The problem is, as we all danced to Reagan's folksy oral fiddle, all the problems now facing us slowly progressed, as evolutionary laws always do, and while the band played on, the seeds of catastrophe for more and more of humanity were spread. It became, by any measure, the best of times for some and the worst of times for more and more. There was a time in evolution when size mattered. It mattered a lot. The dinosaurs reigned and it seemed they would reign for ever. How could dinosaurs disappear? Well, they did. Today brains matter more than size. Humans have spread over the earth like locusts, devouring everything in sight, including natural resources and species in our way. In our wake we have left depleted natural resources, eliminated thousands of species, polluted our waters, our sky, our soil, and in the process tampered with our climate, species diversity, and generated human population levels which exceed the ability of our planet to enable all people to live a lifestyle now reserved for the few. The game is up. We know it now, at least some of us---not the Rush Limbaugh types---the troughs from which they voraciously feed have never been fuller and their oinking never so loud. They have this illusion that God has personally blessed them (for what is hard to imagine) and feeling possessed by God's spirit and understanding, they become pompous self serving pigs at the trough, feeling more than assured than ever that they have earned their blessings.

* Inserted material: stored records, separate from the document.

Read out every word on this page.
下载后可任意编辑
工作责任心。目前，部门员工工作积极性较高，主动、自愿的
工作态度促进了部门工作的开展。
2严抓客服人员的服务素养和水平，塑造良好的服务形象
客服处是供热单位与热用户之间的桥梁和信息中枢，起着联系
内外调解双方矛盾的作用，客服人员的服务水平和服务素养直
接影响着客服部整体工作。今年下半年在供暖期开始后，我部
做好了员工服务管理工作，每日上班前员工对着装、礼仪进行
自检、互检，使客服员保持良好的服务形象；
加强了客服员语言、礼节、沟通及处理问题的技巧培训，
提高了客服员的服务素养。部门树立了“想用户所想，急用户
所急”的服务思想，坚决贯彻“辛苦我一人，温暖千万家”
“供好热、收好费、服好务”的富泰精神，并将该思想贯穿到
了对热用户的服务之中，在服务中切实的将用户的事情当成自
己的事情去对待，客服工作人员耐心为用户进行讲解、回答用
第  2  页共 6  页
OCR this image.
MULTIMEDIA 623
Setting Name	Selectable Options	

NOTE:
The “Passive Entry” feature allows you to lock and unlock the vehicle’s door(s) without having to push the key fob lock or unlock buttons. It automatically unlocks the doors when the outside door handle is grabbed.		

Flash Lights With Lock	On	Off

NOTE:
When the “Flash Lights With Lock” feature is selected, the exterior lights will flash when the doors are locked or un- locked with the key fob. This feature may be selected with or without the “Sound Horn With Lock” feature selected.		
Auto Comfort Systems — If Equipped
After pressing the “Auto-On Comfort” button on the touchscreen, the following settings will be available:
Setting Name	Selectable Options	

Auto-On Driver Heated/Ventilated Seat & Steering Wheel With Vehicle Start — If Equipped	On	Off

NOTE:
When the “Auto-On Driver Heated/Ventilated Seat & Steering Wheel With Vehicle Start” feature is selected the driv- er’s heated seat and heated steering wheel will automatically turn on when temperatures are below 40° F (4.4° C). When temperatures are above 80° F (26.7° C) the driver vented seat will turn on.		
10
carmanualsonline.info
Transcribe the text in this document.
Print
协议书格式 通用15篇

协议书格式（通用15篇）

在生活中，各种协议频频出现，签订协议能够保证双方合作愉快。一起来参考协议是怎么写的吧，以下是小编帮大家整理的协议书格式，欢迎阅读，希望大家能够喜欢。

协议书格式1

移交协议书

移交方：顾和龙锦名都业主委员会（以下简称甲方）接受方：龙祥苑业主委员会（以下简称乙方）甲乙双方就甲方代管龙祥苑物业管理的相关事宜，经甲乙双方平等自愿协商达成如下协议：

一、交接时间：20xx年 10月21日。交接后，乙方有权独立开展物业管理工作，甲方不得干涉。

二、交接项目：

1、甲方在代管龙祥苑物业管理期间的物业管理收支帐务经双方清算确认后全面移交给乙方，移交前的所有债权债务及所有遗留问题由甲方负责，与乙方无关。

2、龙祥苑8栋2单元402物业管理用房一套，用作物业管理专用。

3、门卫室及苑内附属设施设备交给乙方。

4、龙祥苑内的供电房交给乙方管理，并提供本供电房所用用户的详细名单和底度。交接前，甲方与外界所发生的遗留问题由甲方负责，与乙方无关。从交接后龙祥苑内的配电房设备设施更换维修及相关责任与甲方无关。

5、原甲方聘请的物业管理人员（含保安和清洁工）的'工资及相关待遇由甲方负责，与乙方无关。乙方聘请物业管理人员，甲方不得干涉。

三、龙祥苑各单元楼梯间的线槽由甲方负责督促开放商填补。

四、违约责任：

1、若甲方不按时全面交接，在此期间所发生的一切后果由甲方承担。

I can no more predict the future with any more exactness than anyone else, but I have written about all this coming down the pike for more than 20 years now. Not that I was alone with predicting this, and in fact, none of my thoughts were original. If I have shown any foresight at all it came through the eyes of those far more knowledgeable than I. Some people are original thinkers, I just steal from the insights of others via a lot of reading. To think a lot about life and 'big pictures' probably requires one to be a loner, to enjoy solitude, and nature, and observing things without the noisy clatter of company. I often remark that I never feel less alone than when alone in nature or tilted back in my recliner looking out from the 11th floor. So much of everything in life seems mysterious and beyond comprehension while maybe too much of life seems, upon labored reflection, too real. There is certainly more sadness than merry contentment, and increasingly more people living lives of quiet desperation.

When Obama say 'Yes We Can', I feel hope but down inside I fear it might be a stupid hope. I say this because it may be too late. We could stop the pollution of the atmosphere right now, today, on a dime, and the climate would still change. It took centuries for us to get to this point and it will take centuries to correct it. In the mean time climate will change and people will suffer. It took centuries for the world to become overpopulated with humans, and we could implement mandatory responsible reproductive practices today, and the world would remain overpopulated for a century or more. And therein lies the catch 22. All the human behavior traits which accompany overpopulation, including wars, genocides, terrorism, refugee camps, etc. will increasingly prey upon all of us until chaos prevails---and more and more people begin to live like those on the West Bank, in the hills of Afghanistan, the streets of Baghdad, the communities of our own urban and rural ghettoes, most of Africa, South American, the Middle East, the Near East, etc. We may finally know what we need to do, but where is the TIME to do this going to come from? Man is the first species with the theoretical ability to avert evolutionary disasters, but in reality, this ability may be too limited, too late, too little.

We may have played with fate too long and Mother Nature is now at bat. On the other hand the neatest thing about human preedictive intelligence is how limited it really is. So maybe, all these reasoned out fears I expound on can still be averted, at least for a remnant of the human species. Whatever, WE go---TIME stays. Say good-night Gracie.